Denn Lachen ist gesund,

aber nicht mit deinem Mund.

Na, na, nanena

Nananana, nanena

Na, na, nanena

Ooohoooooooohooo

by JUDY

Andere könnten aber auch sagen, dass sich eine Zahnärztin mit einem derartigen Video als ernst zu nehmende Medizinerin selbst disqualifiziert und der Auftritt dem Ansehen des Zahnarztberufs nicht gerade dienlich ist. Ob das Video als Recruiting-Maßnahme geeignet ist? Daran scheint Krieger selbst nicht zu glauben, auf ihrer Praxis-Website sucht man es vergeblich. Der Wert als Patienteninformation ist auch überschaubar. Wobei die Botschaft angenehm eindeutig und einprägsam getextet ist: „Denn Küssen ist gesund, aber nicht mit Deinem Mund.“

What do you think?

Gewöhnlich erregt jeder Ballermann-Hit auf dieselbe Art: Einige finden’s geil, die anderen denken „Wie kann man nur …“. Diese Erregungswelle schwappte auch durch die Redaktion. „Peinlich“, „beschämend“, „bedient sexistische Klischees“ oder „coole Nummer“, „geile Persiflage“. Fakt ist: Es geht nicht nur um Saufen und Sex. Irgendwie auch um Zahnmedizin.

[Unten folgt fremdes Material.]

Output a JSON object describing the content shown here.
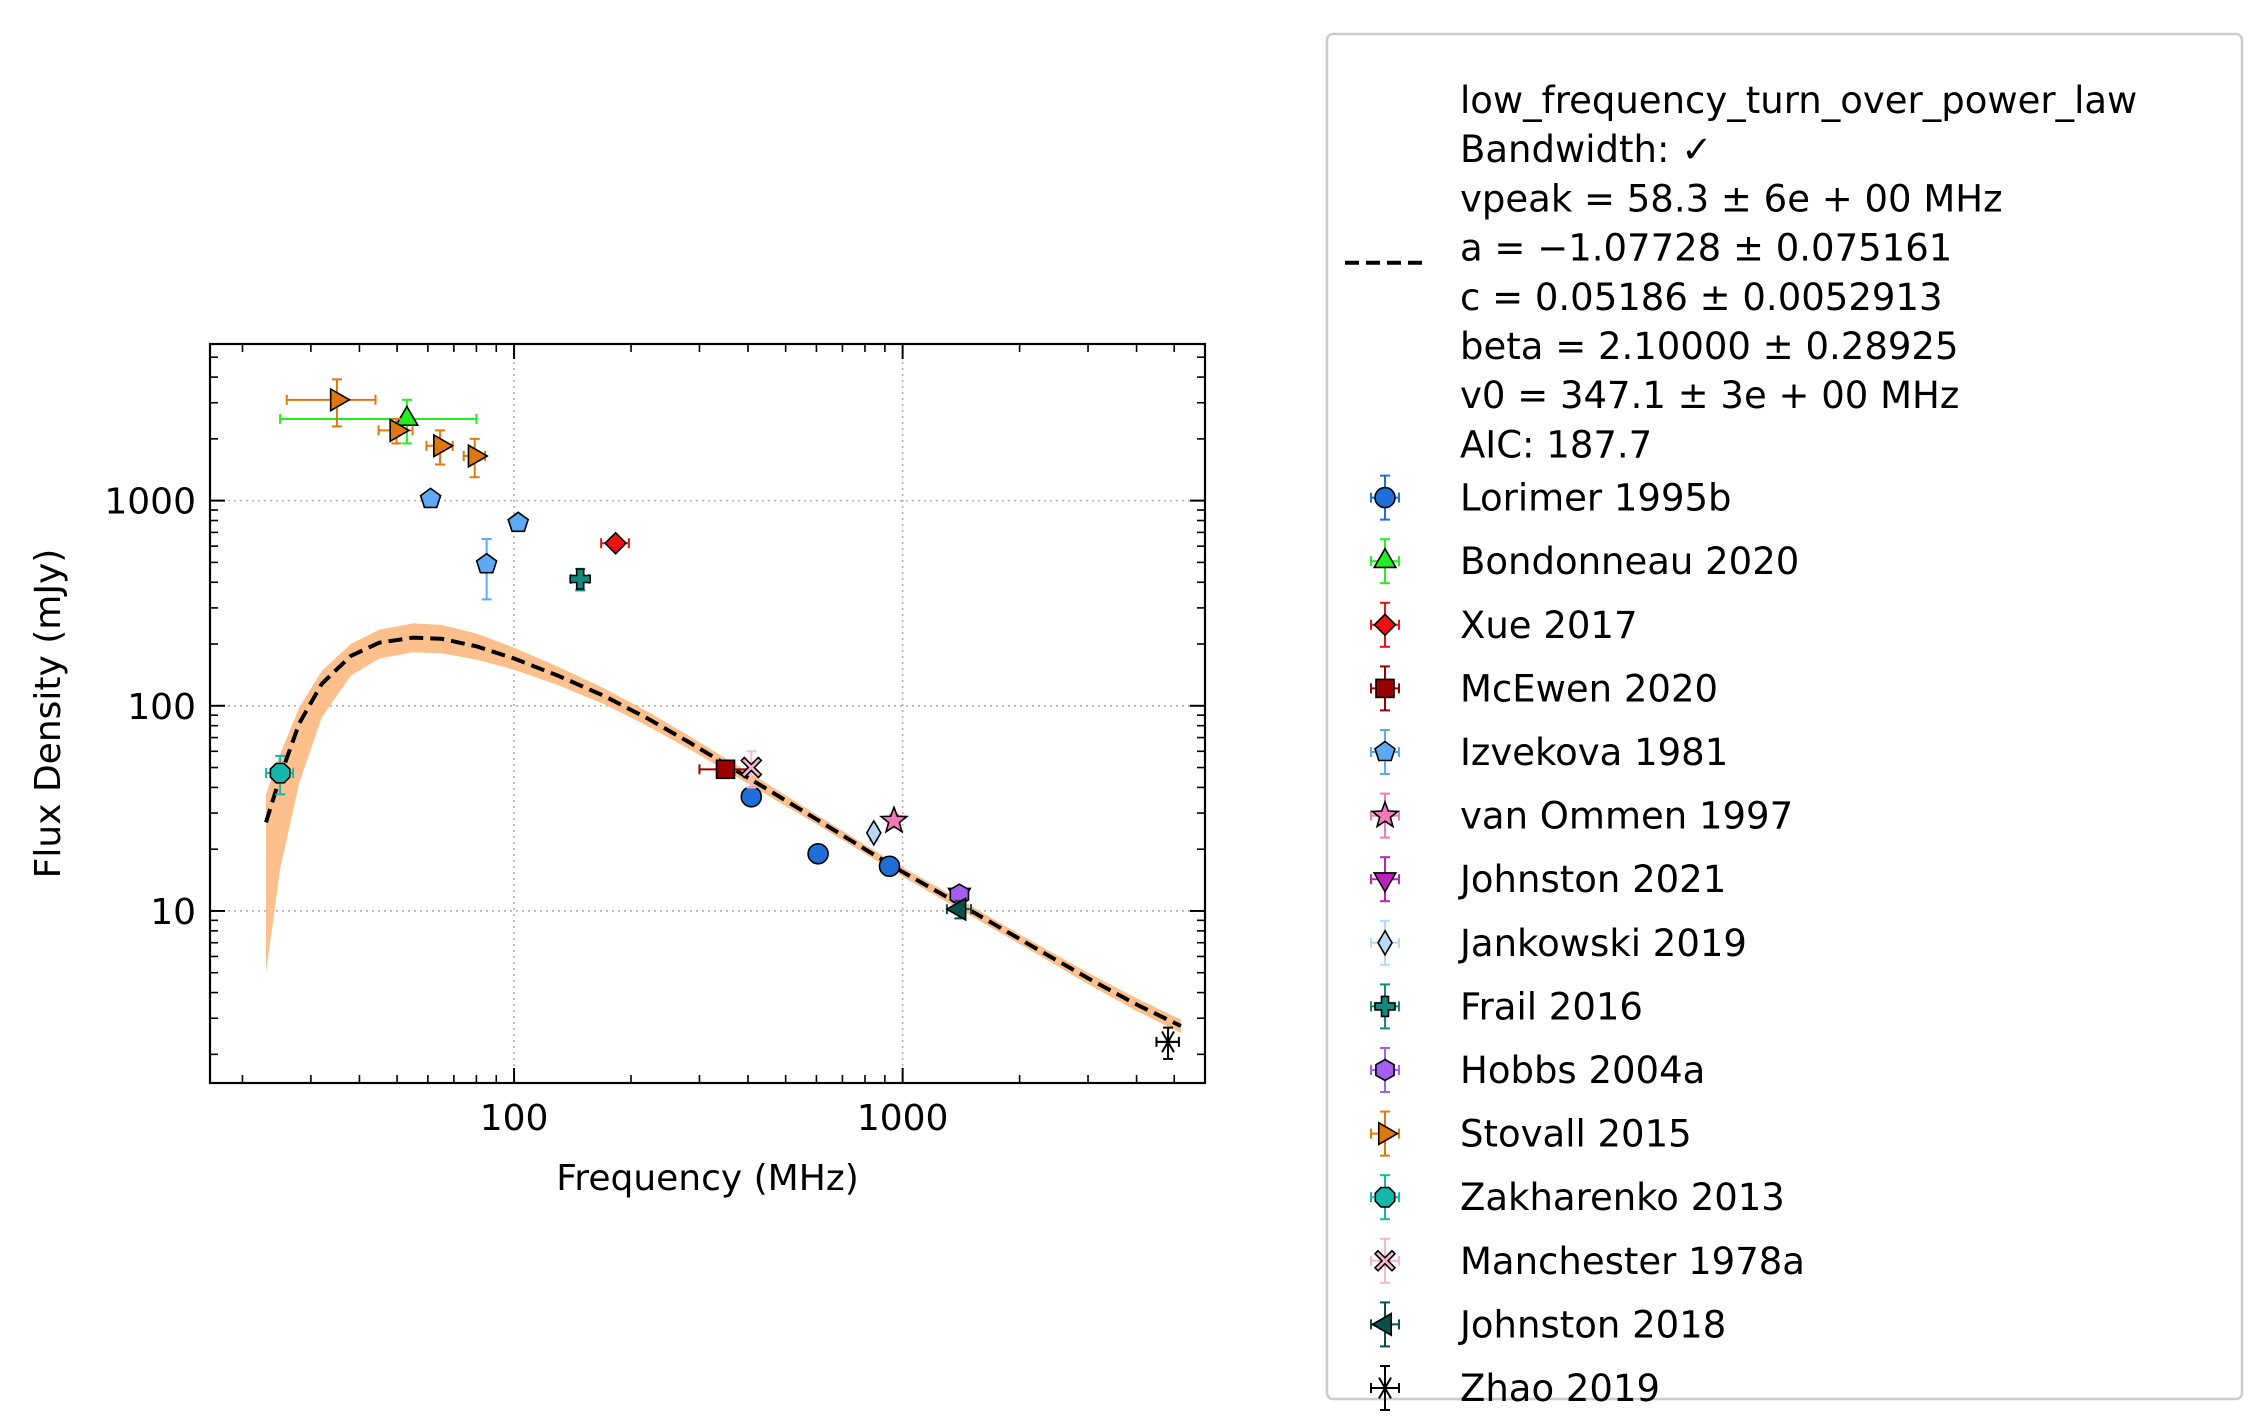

Womit wir bei der Frage nach dem adressierten Publikum wären. Produziert für die Schinkenstraße? Denk bei zwei Promille bitte ans Zähneputzen! Jedenfalls sind die Ballermann-Touris auch dafür bekannt, dass sie sich den Spaß nicht verbieten lassen wollen. Finden halt nicht alle dasselbe lustig.